The packed boat was intercepted last Friday heading south towards Malaysia, which along with Indonesia and Thailand has seen 3,500 people arrive in recent weeks in a migrant crisis that erupted after a crackdown on people-smuggling.
The exodus is made up of Rohingya Muslims fleeing persecution in Myanmar's western Rakhine State and economic migrants from neighbouring Bangladesh.
The Rohingya are a pariah people in Myanmar with the majority denied citizenship, while Bangladesh's Prime Minister Sheikh Hasina has accused desperate economic migrants from her country of being "mentally sick" and tarnishing the country's reputation.

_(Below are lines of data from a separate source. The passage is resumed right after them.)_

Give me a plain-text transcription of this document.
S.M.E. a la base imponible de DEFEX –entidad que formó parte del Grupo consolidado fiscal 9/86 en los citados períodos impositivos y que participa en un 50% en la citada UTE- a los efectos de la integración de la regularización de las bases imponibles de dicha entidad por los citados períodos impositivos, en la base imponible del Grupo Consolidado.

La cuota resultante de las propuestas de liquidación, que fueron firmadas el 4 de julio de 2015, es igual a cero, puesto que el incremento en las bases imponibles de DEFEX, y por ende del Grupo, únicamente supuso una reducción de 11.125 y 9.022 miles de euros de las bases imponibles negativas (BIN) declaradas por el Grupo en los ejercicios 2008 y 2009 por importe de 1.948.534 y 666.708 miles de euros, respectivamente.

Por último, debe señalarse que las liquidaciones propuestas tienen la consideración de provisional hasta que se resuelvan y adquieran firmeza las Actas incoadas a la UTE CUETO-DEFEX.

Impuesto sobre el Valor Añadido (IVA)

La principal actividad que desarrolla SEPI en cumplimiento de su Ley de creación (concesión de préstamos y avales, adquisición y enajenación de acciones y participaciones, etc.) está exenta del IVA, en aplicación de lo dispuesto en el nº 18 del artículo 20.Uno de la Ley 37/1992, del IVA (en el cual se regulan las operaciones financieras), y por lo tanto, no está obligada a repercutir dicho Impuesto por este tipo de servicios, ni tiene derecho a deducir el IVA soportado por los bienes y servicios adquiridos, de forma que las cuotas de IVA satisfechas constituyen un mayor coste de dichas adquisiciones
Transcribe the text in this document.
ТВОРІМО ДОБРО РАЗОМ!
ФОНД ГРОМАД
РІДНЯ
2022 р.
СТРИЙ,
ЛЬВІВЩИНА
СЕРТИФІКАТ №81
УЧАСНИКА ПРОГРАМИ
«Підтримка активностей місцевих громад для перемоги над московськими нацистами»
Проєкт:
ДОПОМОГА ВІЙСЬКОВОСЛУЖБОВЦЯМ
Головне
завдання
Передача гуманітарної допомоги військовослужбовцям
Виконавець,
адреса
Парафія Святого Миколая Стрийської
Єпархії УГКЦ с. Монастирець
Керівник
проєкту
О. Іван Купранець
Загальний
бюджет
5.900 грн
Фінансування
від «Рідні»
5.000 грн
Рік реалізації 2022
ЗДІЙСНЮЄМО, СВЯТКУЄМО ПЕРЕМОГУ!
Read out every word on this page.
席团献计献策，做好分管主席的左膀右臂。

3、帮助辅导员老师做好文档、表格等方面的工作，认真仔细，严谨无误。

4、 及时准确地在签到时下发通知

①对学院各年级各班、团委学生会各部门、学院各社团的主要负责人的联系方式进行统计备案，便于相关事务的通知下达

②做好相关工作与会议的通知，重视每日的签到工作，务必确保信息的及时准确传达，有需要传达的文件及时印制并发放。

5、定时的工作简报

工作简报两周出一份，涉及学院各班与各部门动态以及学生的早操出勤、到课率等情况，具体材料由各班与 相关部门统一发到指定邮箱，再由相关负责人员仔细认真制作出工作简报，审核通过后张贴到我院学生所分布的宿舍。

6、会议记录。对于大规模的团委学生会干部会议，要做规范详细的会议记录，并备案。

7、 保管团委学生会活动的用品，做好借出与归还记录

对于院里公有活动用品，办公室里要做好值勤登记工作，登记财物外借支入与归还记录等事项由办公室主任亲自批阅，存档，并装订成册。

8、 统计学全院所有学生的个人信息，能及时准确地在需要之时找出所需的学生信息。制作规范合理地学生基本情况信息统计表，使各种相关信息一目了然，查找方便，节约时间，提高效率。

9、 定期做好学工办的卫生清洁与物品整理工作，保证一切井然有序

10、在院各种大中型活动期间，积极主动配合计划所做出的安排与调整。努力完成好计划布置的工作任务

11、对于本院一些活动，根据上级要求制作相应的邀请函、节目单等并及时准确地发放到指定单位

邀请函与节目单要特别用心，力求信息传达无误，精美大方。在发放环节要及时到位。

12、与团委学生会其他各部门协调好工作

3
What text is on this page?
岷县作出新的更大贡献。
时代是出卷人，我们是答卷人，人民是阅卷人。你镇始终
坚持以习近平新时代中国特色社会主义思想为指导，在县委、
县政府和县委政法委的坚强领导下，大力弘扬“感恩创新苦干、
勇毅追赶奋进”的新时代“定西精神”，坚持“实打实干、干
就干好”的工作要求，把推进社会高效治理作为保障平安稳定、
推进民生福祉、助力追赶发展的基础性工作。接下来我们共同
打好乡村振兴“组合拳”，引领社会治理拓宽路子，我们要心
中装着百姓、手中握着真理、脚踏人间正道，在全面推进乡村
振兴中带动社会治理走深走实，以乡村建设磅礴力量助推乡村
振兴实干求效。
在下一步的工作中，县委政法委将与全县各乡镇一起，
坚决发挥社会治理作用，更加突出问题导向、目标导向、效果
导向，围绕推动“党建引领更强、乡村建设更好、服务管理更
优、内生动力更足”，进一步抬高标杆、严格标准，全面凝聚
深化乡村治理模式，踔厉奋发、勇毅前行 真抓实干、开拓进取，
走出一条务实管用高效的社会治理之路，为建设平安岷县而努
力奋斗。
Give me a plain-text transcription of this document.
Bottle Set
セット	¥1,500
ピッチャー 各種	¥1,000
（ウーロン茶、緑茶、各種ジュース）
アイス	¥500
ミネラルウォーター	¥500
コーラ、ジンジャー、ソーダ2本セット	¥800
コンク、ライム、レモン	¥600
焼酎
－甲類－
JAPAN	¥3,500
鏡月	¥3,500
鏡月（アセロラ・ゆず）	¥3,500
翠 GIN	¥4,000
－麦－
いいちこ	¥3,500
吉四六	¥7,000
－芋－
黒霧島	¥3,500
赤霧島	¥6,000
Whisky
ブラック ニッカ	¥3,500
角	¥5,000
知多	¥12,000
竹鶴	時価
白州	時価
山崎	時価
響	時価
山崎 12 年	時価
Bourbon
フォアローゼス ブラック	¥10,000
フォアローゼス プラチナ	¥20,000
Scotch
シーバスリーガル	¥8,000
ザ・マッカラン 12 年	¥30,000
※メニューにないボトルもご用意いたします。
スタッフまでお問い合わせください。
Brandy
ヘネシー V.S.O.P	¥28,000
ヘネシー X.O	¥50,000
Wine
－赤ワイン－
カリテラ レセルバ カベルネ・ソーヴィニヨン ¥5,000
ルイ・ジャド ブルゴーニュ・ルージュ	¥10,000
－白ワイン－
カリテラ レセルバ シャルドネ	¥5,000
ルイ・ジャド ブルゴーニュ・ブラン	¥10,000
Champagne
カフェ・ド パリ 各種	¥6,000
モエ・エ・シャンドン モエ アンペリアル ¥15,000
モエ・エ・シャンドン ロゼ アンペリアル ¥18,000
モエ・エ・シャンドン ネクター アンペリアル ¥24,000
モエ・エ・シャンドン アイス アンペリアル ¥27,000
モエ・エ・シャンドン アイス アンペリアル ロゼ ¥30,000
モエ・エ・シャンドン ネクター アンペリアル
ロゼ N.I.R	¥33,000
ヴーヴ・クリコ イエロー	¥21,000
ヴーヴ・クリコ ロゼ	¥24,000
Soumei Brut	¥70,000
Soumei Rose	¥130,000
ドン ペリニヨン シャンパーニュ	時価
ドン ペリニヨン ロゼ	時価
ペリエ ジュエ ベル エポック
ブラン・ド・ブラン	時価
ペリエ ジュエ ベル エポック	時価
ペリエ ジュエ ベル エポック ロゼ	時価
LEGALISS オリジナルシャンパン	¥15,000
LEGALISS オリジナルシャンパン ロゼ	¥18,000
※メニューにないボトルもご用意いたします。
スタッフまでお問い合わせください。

There were 733 passengers crammed on the boat, Myanmar immigration officer Saw Naing said after a count in Rakhine State on Thursday, adding "187 of them are from Myanmar and 546 from Bangladesh."
Myanmar officials have said the group will be further assessed at the camp over the coming days.
Earlier, Foreign Affairs Minister Wunna Maung Lwin said that once verification of their nationalities was complete "we will co-ordinate with their country of origin to take them back."
THIN, TIRED AND UNWANTED
A convoy of the migrants, many bare-chested and devoid of any belongings, were driven around three hours from the Rakhine coastal town of Maungdaw to a remote camp close to the Bangladesh border on Thursday afternoon.
The clutch of tents in scrubland is the latest stop in a gruelling -- and dangerous -- journey that has seen the migrants flee in an overcrowded boat, be set adrift at sea by people smugglers and then returned to the area they initially fled.
A group of weak-looking and thin men collected rain water in plastic bottles ahead of their journey, according to AFP reporters who joined the convoy.
Myanmar's navy has found around 1,000 migrants in its waters in recent weeks and appears determined to edge them into Bangladesh, although officials there are resisting mass deportations across the frontier.
Apart from migrants who have reached land, the UN's refugee agency estimates around 2,000 others are still trapped at sea, heaping pressure on both Myanmar and Bangladesh to take them back and improve living conditions to stem the outflow.
But the UN's refugee arm has not had access to the 700 since last Friday.
On Wednesday US Assistant Secretary of State Anne Richard said Myanmar was "responsible for what happens to people" on the boat, warning her country is "following this very closely."
Her comments came a few days after US President Barack Obama called on Myanmar to end "discrimination" against the Rohingya.
Most of Myanmar's 1.3 million Rohingya have no citizenship, and are considered by the government to be illegal immigrants from Bangladesh.
Tens of thousands of Rohingya have fled since 2012 when deadly communal violence tore through Rakhine State.
The plight of the Muslim group has come under scrutiny as the migrant crisis has unfurled in Southeast Asia after a Thai crackdown on people-smuggling threw the multi-million dollar industry into disarray.